Unfortunately, counselling doesn’t always help people. As @Geoff999 wrote, he finds that talking about the past opens up wounds and is counterproductive. That can happen, and I am so sorry for him. You can also end up with someone you do not get on with - the last psychiatrist I saw wouldn’t listen, he had made up his mind on what was wrong with me within an hour, and what I needed to do. You can also end up in a situation where you just don’t feel a rapport, and so cannot discuss your feelings freely.

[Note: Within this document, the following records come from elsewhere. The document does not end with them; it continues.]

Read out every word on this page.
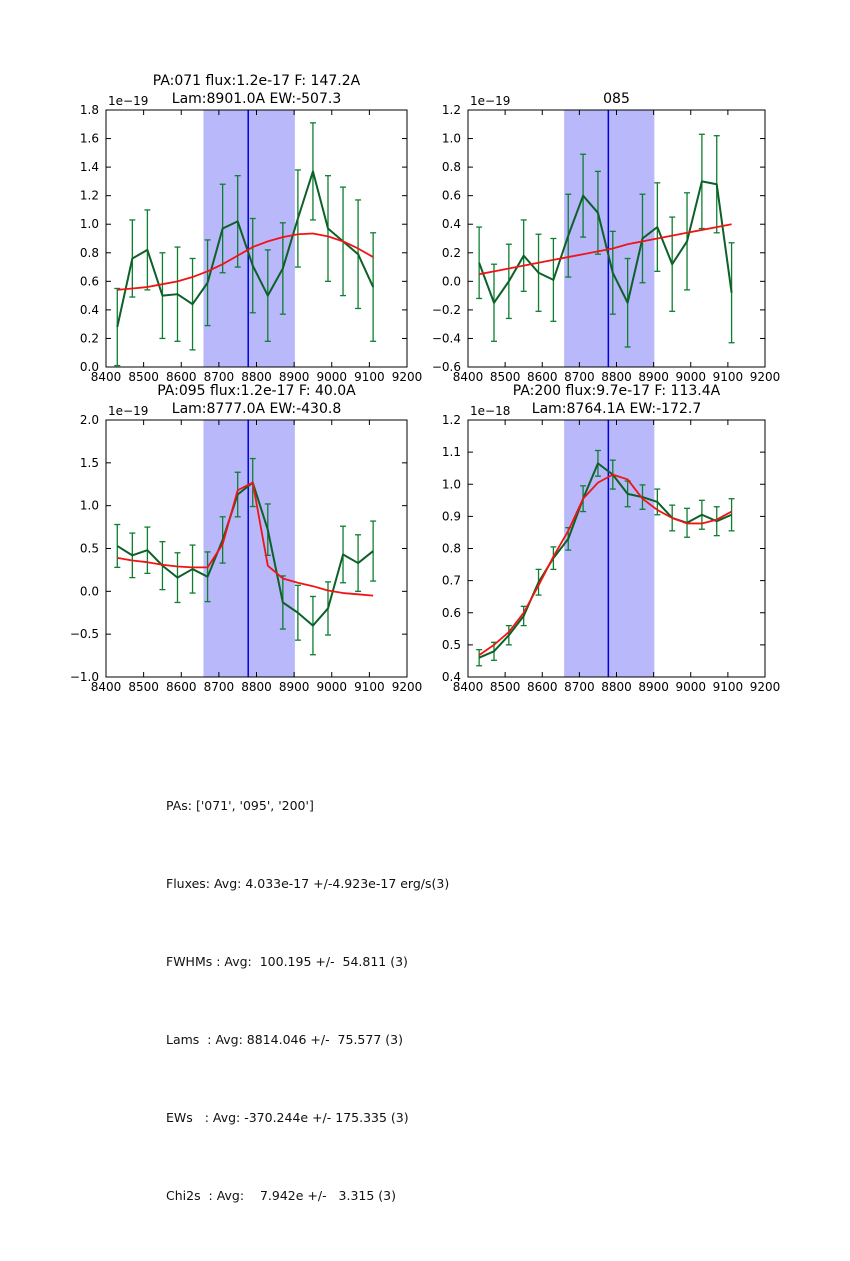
8400 8500 8600 8700 8800 8900 9000 9100 9200
0.0
0.2
0.4
0.6
0.8
1.0
1.2
1.4
1.6
1.8
1e−19
PA:071 flux:1.2e-17 F: 147.2A
Lam:8901.0A EW:-507.3
8400 8500 8600 8700 8800 8900 9000 9100 9200
−0.6
−0.4
−0.2
0.0
0.2
0.4
0.6
0.8
1.0
1.2
1e−19	085
8400 8500 8600 8700 8800 8900 9000 9100 9200
−1.0
−0.5
0.0
0.5
1.0
1.5
2.0
1e−19
PA:095 flux:1.2e-17 F: 40.0A
Lam:8777.0A EW:-430.8
8400 8500 8600 8700 8800 8900 9000 9100 9200
0.4
0.5
0.6
0.7
0.8
0.9
1.0
1.1
1.2
1e−18
PA:200 flux:9.7e-17 F: 113.4A
Lam:8764.1A EW:-172.7

PAs: ['071', '095', '200']

Fluxes: Avg: 4.033e-17 +/-4.923e-17 erg/s(3)

FWHMs : Avg:  100.195 +/-  54.811 (3)

Lams  : Avg: 8814.046 +/-  75.577 (3)

EWs   : Avg: -370.244e +/- 175.335 (3)

Chi2s  : Avg:    7.942e +/-   3.315 (3)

Counselling isn’t a panacea. I think sometimes some people think it is, and then end up depressed when they see it never helped as much as they wanted. But it can help, and if your goals are realistic regarding how much it will help, then you won’t end up disappointed. Statistically, you’re much more likely to benefit from counselling than you are not to. And if you do think it is making things worse, you can always stop it. That’s why I often ask people if they have considered counselling, because it is more likely to benefit them than harm them. @Jobar, it makes me very sad that almost a year on you still seem to be struggling so much. Maybe it is a good idea that you are considering counselling, and it can also help us on a subconscious level - when we take steps to try and improve our lives, it can make us subconsciously feel better that we are being productive, and give us some hope. When we’re stuck in the rut, with no progress being made, it can make us lose hope. Of course, taking those steps when we are unwell can be so difficult, as I know all too well. If you do decide to have counselling, Jobar, then helpfully it will help you, but if you don’t decide to have it now, that’s fine too.